<(From Left) Ph. D candidate Dae Hyun Kang, Professor Byung Jin Cho>
From smartphones to large-scale AI servers, most digital information in modern society is stored in NAND flash memory*. KAIST researchers have developed an innovative technology that can overcome the limitations of next-generation semiconductors, where more data must be stored in smaller spaces. This advancement is expected to serve as a key enabling technology for realizing ultra-high-capacity memory.
*NAND flash memory: a non-volatile semiconductor memory used in storage devices such as smartphones and SSDs, where data such as photos, videos, and apps are retained even when power is turned off.
KAIST (President Kwang Hyung Lee) announced on the 20th of March that a research team led by Professor Byung Jin Cho of the School of Electrical Engineering has overcome the scaling limitations of 3D V-NAND memory* by implementing a "smart gate" structure that selectively controls electron movement depending on conditions, using a new material applied to an ultra-thin semiconductor layer thinner than a human hair.
*3D V-NAND: a memory technology that stacks memory cells vertically, unlike conventional planar (2D) arrangements, enabling higher data storage density.
This research is particularly significant in that it addresses the longstanding issues of speed degradation and reliability during data write and erase operations by utilizing a novel material called boron oxynitride (BON).
In semiconductor memory, the tunneling layer—a thin insulating layer that acts as a pathway for electrons to move in and out of the memory cell—has historically faced a trade-off between performance and reliability.
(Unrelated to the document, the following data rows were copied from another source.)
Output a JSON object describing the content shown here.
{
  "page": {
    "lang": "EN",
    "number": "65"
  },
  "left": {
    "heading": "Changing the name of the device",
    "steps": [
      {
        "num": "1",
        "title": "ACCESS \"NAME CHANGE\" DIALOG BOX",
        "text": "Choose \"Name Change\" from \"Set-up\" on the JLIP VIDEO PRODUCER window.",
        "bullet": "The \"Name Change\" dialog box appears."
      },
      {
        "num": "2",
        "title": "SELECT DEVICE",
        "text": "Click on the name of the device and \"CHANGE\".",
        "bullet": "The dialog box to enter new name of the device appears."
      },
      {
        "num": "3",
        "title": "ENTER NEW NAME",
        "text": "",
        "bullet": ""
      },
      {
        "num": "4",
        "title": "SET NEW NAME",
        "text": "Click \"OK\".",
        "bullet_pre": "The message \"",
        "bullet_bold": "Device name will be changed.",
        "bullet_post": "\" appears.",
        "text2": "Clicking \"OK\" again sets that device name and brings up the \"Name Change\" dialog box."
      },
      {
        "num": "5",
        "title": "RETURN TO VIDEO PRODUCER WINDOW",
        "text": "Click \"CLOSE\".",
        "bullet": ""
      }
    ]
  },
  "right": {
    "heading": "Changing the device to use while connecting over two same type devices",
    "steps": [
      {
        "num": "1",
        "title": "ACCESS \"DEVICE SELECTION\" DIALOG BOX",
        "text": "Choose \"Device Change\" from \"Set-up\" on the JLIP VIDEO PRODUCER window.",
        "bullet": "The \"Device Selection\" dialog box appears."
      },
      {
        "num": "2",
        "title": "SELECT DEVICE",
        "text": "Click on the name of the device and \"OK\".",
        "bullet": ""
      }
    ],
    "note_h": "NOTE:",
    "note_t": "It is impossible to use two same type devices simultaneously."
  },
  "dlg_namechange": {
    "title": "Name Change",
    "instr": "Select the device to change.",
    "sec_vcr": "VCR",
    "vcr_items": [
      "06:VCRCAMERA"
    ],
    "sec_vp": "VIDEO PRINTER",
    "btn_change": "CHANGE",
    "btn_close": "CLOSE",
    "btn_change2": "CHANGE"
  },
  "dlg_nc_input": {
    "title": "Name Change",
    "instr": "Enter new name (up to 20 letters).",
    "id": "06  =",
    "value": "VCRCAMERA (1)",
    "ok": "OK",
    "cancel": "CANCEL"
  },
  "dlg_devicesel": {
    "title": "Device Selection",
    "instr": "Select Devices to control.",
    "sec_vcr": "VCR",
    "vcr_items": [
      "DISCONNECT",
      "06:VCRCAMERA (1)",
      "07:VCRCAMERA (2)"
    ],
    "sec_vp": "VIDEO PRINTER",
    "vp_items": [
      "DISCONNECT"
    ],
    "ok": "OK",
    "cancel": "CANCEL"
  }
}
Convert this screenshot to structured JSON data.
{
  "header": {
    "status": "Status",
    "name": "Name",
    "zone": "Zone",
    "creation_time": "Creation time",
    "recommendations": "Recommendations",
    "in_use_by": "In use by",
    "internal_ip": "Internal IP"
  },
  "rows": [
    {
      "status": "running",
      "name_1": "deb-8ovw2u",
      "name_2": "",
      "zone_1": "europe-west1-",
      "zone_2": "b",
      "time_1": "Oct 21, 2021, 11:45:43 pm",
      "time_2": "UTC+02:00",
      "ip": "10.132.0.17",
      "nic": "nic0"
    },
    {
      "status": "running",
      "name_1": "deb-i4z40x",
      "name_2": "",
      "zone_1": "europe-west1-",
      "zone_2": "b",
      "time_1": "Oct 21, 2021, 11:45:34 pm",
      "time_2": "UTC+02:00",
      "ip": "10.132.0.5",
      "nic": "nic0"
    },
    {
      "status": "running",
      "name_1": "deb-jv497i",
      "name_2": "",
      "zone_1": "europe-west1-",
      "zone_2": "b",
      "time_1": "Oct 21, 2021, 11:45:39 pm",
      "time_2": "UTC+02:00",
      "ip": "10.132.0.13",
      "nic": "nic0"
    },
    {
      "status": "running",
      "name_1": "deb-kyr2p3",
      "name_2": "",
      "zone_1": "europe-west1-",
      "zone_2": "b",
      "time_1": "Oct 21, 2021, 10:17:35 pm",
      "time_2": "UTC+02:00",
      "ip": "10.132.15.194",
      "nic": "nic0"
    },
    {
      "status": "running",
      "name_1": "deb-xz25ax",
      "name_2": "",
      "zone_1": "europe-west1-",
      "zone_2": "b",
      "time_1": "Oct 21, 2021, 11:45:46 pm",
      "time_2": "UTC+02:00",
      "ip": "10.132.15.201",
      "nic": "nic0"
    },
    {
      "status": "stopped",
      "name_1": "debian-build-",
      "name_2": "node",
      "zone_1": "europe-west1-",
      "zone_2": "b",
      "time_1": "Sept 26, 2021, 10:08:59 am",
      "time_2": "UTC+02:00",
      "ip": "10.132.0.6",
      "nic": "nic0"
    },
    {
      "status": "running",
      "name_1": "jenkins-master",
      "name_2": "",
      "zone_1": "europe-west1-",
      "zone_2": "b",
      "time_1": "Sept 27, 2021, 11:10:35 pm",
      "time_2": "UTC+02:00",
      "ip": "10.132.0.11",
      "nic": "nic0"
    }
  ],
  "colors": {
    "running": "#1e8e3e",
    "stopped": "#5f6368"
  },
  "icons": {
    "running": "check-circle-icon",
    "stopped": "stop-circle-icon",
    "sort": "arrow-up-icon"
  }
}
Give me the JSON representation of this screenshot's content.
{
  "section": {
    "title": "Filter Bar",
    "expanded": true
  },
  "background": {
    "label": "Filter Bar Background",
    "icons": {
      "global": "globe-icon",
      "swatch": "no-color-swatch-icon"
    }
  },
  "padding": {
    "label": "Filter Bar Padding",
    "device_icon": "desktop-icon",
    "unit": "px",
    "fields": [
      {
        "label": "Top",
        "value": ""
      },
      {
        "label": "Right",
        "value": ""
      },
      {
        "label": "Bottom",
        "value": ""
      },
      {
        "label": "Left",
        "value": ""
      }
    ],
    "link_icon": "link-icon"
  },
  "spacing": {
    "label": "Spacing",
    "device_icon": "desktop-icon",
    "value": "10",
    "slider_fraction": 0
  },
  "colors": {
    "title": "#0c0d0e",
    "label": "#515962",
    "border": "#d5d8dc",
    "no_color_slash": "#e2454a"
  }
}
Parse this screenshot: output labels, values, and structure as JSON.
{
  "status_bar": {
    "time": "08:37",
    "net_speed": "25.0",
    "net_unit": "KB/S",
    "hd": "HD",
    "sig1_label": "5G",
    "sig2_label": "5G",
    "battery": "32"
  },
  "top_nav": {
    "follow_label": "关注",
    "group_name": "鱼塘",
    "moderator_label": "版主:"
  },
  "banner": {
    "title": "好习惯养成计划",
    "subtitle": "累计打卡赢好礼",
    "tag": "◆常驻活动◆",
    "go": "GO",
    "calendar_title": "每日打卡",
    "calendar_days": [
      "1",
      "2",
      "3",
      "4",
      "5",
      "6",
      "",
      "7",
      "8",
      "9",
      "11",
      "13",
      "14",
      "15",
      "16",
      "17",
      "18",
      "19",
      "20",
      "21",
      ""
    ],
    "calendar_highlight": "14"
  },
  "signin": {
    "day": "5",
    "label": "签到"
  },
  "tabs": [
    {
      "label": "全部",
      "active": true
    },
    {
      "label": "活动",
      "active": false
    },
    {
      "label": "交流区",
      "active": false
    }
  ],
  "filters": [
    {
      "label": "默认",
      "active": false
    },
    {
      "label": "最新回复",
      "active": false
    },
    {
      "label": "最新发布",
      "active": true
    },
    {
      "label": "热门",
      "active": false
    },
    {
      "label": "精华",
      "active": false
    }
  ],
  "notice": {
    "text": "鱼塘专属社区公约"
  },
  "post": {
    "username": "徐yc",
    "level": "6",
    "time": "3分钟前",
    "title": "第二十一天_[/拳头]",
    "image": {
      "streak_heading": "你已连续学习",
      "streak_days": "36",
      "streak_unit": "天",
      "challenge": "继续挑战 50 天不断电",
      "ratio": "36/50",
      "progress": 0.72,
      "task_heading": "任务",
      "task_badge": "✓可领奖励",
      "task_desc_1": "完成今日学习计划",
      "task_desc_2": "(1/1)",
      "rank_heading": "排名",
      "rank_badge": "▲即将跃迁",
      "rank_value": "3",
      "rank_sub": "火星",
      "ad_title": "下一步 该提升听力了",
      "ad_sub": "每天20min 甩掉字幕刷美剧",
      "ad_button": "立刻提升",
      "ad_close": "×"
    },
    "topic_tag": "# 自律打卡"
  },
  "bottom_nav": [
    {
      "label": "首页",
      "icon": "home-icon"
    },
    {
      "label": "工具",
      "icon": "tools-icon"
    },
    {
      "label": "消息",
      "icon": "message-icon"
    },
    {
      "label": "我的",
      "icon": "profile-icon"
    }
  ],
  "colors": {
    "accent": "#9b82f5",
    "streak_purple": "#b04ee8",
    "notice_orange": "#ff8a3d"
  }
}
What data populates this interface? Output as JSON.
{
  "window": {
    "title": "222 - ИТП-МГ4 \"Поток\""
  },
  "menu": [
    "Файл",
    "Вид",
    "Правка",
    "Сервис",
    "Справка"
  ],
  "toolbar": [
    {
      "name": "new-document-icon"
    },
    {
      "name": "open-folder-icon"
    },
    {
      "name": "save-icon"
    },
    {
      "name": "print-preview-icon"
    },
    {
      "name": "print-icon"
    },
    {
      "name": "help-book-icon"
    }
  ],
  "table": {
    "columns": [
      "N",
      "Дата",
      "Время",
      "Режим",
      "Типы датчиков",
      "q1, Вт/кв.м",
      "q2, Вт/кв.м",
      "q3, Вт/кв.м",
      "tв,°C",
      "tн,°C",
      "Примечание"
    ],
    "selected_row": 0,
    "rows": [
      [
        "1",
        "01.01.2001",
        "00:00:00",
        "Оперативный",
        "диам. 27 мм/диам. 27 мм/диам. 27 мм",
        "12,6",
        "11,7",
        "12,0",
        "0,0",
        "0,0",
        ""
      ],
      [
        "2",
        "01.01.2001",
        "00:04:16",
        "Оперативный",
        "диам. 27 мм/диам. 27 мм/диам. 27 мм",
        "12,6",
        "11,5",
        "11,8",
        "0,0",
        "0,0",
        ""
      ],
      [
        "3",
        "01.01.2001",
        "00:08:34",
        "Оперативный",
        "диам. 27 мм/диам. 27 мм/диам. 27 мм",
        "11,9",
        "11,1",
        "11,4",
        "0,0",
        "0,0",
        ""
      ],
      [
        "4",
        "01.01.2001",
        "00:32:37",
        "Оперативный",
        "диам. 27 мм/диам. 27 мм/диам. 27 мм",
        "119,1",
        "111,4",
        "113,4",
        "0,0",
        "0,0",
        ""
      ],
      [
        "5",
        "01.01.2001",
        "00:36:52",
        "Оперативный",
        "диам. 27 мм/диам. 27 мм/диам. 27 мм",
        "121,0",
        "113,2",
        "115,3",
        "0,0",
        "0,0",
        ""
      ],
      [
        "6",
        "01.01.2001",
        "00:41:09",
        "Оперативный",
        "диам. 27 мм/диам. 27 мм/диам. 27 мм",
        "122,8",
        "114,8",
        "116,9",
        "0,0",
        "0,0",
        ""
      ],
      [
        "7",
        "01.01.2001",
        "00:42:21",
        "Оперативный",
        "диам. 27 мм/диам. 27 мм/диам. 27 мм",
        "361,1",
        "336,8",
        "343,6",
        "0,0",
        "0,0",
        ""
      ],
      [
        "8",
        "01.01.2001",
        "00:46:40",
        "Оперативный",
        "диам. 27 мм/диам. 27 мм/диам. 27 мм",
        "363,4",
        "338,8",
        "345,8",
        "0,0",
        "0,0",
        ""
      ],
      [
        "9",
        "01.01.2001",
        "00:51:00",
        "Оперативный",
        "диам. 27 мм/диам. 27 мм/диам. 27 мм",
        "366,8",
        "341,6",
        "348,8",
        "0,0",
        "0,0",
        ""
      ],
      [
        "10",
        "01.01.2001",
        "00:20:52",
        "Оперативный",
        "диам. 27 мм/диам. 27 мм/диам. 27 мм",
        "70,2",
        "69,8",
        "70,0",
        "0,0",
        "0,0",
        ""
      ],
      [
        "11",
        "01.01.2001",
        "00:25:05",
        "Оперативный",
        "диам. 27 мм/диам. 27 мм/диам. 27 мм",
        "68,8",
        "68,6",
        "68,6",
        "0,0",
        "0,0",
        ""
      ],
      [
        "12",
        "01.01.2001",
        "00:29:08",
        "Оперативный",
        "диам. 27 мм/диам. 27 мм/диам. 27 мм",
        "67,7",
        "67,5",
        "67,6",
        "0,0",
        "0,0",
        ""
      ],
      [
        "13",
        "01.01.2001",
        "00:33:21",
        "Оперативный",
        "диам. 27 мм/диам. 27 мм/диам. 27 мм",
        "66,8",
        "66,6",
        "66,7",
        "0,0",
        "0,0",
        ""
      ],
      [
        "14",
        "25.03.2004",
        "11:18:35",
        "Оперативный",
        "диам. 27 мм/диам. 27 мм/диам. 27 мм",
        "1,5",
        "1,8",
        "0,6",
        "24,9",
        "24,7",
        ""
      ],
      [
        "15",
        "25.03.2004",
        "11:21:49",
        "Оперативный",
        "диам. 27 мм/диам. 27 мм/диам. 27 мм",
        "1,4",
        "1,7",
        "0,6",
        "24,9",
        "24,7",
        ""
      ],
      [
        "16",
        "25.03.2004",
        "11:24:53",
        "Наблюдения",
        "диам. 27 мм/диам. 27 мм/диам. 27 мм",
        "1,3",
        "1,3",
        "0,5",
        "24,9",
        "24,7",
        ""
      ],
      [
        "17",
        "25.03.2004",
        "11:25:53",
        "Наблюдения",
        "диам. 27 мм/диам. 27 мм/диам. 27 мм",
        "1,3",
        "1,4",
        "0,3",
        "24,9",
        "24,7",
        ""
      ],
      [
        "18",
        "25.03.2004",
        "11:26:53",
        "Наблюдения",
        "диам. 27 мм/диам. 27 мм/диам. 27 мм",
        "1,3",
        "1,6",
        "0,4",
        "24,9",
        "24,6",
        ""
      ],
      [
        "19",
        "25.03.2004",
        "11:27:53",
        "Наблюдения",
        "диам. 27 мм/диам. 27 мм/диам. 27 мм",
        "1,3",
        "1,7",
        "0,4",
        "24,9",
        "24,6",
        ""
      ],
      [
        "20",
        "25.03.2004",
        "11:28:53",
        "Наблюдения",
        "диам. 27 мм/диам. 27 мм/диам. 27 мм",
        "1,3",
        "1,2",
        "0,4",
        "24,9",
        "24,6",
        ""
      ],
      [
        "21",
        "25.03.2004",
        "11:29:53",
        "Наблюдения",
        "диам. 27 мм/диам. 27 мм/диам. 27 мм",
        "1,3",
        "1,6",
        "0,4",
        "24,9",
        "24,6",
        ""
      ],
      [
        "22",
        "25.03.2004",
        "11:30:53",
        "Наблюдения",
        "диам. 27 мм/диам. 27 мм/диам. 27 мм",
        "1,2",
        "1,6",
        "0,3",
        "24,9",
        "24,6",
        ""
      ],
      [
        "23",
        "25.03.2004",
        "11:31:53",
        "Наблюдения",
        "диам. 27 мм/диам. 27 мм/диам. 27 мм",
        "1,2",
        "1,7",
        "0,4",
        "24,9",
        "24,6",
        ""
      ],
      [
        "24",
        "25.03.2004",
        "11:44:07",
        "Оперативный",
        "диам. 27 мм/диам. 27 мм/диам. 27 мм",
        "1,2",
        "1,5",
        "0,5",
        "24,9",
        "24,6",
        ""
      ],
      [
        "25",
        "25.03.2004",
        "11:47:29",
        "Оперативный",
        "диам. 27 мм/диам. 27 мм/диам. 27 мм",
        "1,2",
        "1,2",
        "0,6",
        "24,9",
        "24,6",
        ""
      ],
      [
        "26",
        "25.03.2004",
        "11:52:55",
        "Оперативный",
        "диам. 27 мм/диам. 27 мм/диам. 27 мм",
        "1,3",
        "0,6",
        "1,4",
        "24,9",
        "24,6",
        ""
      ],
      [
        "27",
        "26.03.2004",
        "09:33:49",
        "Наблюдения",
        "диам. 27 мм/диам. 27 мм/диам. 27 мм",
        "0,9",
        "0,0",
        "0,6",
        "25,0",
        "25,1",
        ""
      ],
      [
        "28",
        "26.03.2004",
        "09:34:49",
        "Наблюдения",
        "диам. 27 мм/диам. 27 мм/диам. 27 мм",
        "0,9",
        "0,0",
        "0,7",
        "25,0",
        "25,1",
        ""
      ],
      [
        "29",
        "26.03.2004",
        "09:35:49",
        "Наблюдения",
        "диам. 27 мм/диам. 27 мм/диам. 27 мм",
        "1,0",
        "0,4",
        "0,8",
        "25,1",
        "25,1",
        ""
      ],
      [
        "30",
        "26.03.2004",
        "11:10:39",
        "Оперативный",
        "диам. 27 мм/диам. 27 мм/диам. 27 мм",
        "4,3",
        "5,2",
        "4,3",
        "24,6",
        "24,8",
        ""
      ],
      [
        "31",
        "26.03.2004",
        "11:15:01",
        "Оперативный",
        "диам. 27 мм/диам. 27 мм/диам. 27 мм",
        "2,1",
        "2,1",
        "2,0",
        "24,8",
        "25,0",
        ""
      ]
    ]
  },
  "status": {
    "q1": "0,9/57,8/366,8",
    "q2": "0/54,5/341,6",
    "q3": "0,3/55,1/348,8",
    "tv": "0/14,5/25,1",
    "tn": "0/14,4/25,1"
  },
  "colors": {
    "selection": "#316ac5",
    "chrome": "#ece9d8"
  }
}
With conventional materials, it has been difficult to achieve both simultaneously. For example, the widely used silicon oxynitride (SiON) increases data leakage when the tunneling path is widened to improve erase speed, while narrowing the path to prevent leakage significantly slows down data erasure. This trade-off has been a major obstacle to implementing next-generation penta-level cell (PLC) technology.
PLC technology stores 5 bits of data per memory cell by distinguishing 32 different voltage states, allowing much higher data density within the same physical size.
To overcome this limitation, the research team introduced BON, a completely new material beyond conventional silicon-based systems, into the tunneling layer. This material exhibits a unique physical property in which the energy barrier height differs depending on the type of charge carrier.
Leveraging this property, the team designed an asymmetric energy barrier structure that allows holes (positive charge carriers)—needed for data erase—to pass through easily, while blocking electrons, which represent stored data, from leaking out.
An asymmetric energy barrier refers to a structure in which the energy required for charge carriers to move varies depending on the type of charge. This enables efficient charge transport during erase operations while effectively preventing data loss. The concept is analogous to a "smart gate" that opens easily for entry but firmly blocks exit, implemented at the semiconductor level.
Experimental results showed that devices using the BON tunneling layer achieved up to a 23-fold improvement in erase speed compared to conventional technologies and demonstrated excellent durability with minimal performance degradation even after tens of thousands of operation cycles.
Notably, even under the highly demanding PLC operation—where 32 distinct voltage levels must be precisely controlled—the researchers achieved more than threefold improvement in controlling data distribution across devices.
< Schematic diagram of the asymmetric energy barrier structure and operating principle of the BON tunneling layer >
This achievement is considered by both academia and industry to be beyond a purely experimental result, reaching a level immediately applicable to real semiconductor manufacturing processes.
Professor Byung Jin Cho stated, "This research presents a novel technology that can be directly applied to the production of next-generation ultra-high-capacity memory," adding, "It will significantly contribute to maintaining Korea's technological leadership in the semiconductor industry."
This study was implemented by Dae Hyun Kang, an integrated master's–PhD student in Electrical Engineering, as the first author. The research was presented at the IEEE International Electron Devices Meeting (IEDM) on December 9, one of the most prestigious conferences in the semiconductor field, attracting global attention.
The work also received the Grand Prize (first place overall in the university category) at the 32nd Samsung Human Tech Paper Awards, marking a notable achievement as a traditional semiconductor device study in a competition typically dominated by AI-related research.
※ Paper title: "Bandgap-Engineered Boron Oxynitride Tunneling Layer for Reliable PLC Operation of 3D V-NAND Flash Memory Devices," DOI: https://doi.org/10.1109/IEDM50572.2025.11353681
This research was supported by the National Semiconductor Research Lab Core Technology Development Program funded by the Ministry of Science and ICT.